А сзади какой-то господин. Высокий, плотный и старается замять в губах смех. Пиджак серый, мягкий, благодушный.

– Знакомься! – кричит Танечка. – Это мой папа! – и тянет Саньку прямо в шинели в гостиную навстречу господину.

– Очень рад! Ржевский. – Танин папа тряс Саньке руку. – Очень рад, потому – вы уж извините, что мы с Танькой спорим тут, деремся даже. Может быть, – говорил уже в передней Ржевский, пока Санька вешал шинель, – может быть, вы нас разнимете. Беда прямо, – и Ржевский стал рядом с Таней и обнял за талию.

Санька вдруг схватился, показалось, что дух отлетел, что некуда его сейчас присунуть.

– Да мы тут об этом ограблении спорили. Читали, что в Азовском банке? Я в вагоне еще прочел. Присаживайтесь. – Ржевский кивнул на диван.

– Нет, нет! – Таня ударяла отца кулачком по руке.

– Да не нет, а просто сознайся, голубушка, что тебе нравится смелость. Какие девицы не мечтали о разбойниках. Верно ведь? Да брось, милая моя, все турниры дамскими взорами держались. А мы, дураки, и рады: садим друг дружку железными вертелами.

– И все че-пу-ха! – говорила Таня, она отвернулась от отца, пошла к окнам, поворачиваясь в такт на каждой ноге. – Че-пу-ха!

– Не чепуха, – говорил Ржевский, – а просто половой подбор. Вы не естественник? – он подался корпусом к Саньке.

– Он не естественник! – вдруг повернула Таня. – Сейчас вот какой-то добренькой старушкой смотрит.

– Ну-ну, – весело закричал Ржевский, – конечно! А вот на коне, – Ржевский оттопнул ногой в сторону, поднял кулак, – с мечом, из глаз огонь, рожа зверская! – и Ржевский скорчил дикую морду. – Трудное наше положение, – и он легко хлопнул Саньку по плечу. – Курите? – Ржевский мягко присел рядом с Санькой, достал черепаховый портсигар.

– Че-пу-ха, – тихо напевала Таня.

– Политика одно, а турниры, милая, и гладиаторы – это altera pars. [13]13
  Совсем другое (лат.).


[Закрыть]

– Хорошо, а этот дух не политика, то есть не делает политики? – Санька сразу испугался, не глупость ли, и сейчас же решил – а все равно, так и надо, пусть хоть глупость.

И сразу увидал – Таня глядела на него от окна и руку подняла к подбородку.

– А вы знаете, – и Ржевский сморщил губы и глядел на папироску, – когда, знаете ли, читаешь «приговор приведен в исполнение», у каждого… да у меня хотя бы! – тут вот тошнота холодная… Да у большинства…Это, знаете ли, тоже – дух!

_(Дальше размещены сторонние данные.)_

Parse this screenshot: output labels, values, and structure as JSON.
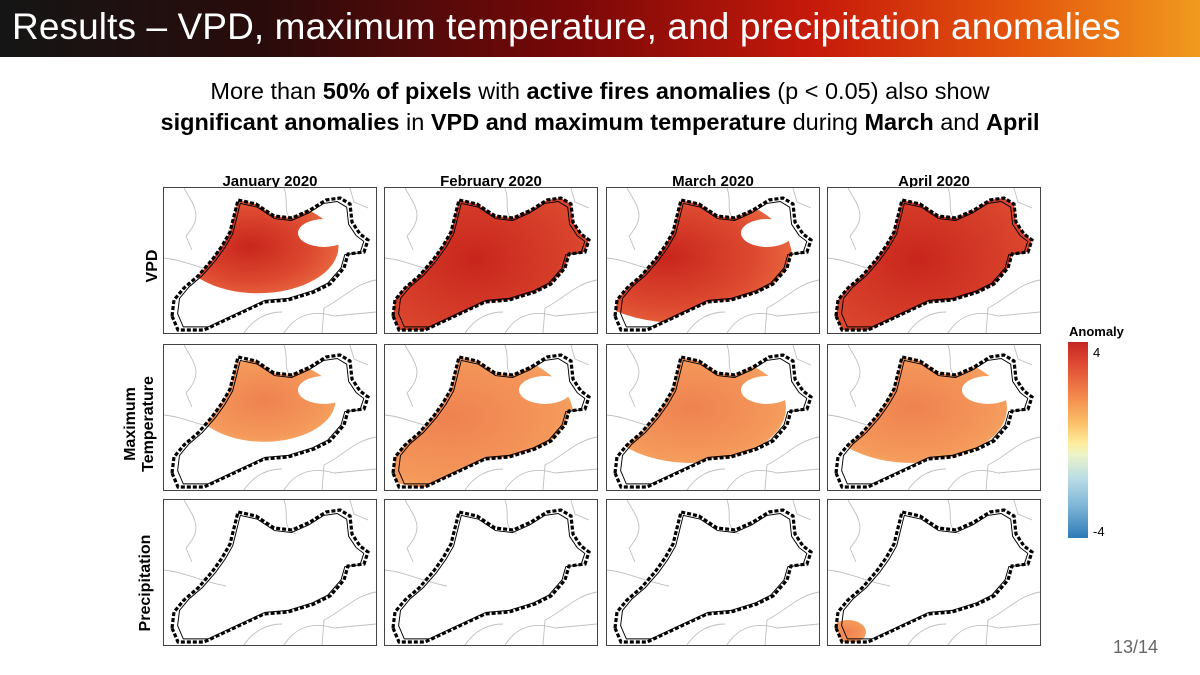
{
  "slide": {
    "title": "Results – VPD, maximum temperature, and precipitation anomalies",
    "subtitle": {
      "line1": [
        {
          "text": "More than ",
          "bold": false
        },
        {
          "text": "50% of pixels",
          "bold": true
        },
        {
          "text": " with ",
          "bold": false
        },
        {
          "text": "active fires anomalies",
          "bold": true
        },
        {
          "text": " (p < 0.05) also show",
          "bold": false
        }
      ],
      "line2": [
        {
          "text": "significant anomalies",
          "bold": true
        },
        {
          "text": " in ",
          "bold": false
        },
        {
          "text": "VPD and maximum temperature",
          "bold": true
        },
        {
          "text": " during ",
          "bold": false
        },
        {
          "text": "March",
          "bold": true
        },
        {
          "text": " and ",
          "bold": false
        },
        {
          "text": "April",
          "bold": true
        }
      ]
    },
    "page_number": "13/14"
  },
  "figure": {
    "columns": [
      "January 2020",
      "February 2020",
      "March 2020",
      "April 2020"
    ],
    "rows": [
      "VPD",
      "Maximum\nTemperature",
      "Precipitation"
    ],
    "legend": {
      "title": "Anomaly",
      "max_label": "4",
      "min_label": "-4",
      "colors": [
        "#c62621",
        "#f38a4c",
        "#fdeea0",
        "#7db4d6",
        "#2c7bb6"
      ]
    },
    "coverage": [
      [
        0.45,
        1.0,
        0.8,
        1.0
      ],
      [
        0.35,
        0.92,
        0.6,
        0.6
      ],
      [
        0.0,
        0.0,
        0.0,
        0.05
      ]
    ]
  }
}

И тоже свою политику делает. – И скучным вздохом Ржевский пустил дым в сторону.

– Да, – крикнула Таня, – а они переступают через это, и это четырежды! – в сто раз политику делает. Да, да! да! – и Таня стукнула рукой по роялю.

– Я ведь был прокурором, – говорил вполголоса Ржевский, – в Киевском округе. И по обязанности пришлось. Публично это устраивали. А он просил меня, чтоб я стал, чтоб ему меня видеть и чтоб я глядел на него до последней минуты, и я обещал, разумеется. И он глядел, держался за меня глазами, не отрывал взгляда, вот как железные пруты протянуты… Прогвождено… Он не слышал, как читали, да и я ничего не слышал и только глядел. Белое лицо, борода как не своя стала, и одни глаза, и из глаз все в меня входило, что в нем делалось. Палач саван накинул. Я дышать перестал и все глядел ему в глаза, то есть туда, где должны быть глаза, и не мог отвести. А-ф-ф! – Ржевский отряхивал голову, глядел в пол.

Таня положила локти на рояль, смотрела в угол.

Ржевский встал, прошел к трюмо, бросил в пепельницу окурок.

– Ну, Господь с ним. Слушай, скажи, пусть нам чай устроят. – Ржевский прошелся по комнате.

– А мы в винт играем, – полным вздохом сказала Таня и вышла, глядела прямо в двери.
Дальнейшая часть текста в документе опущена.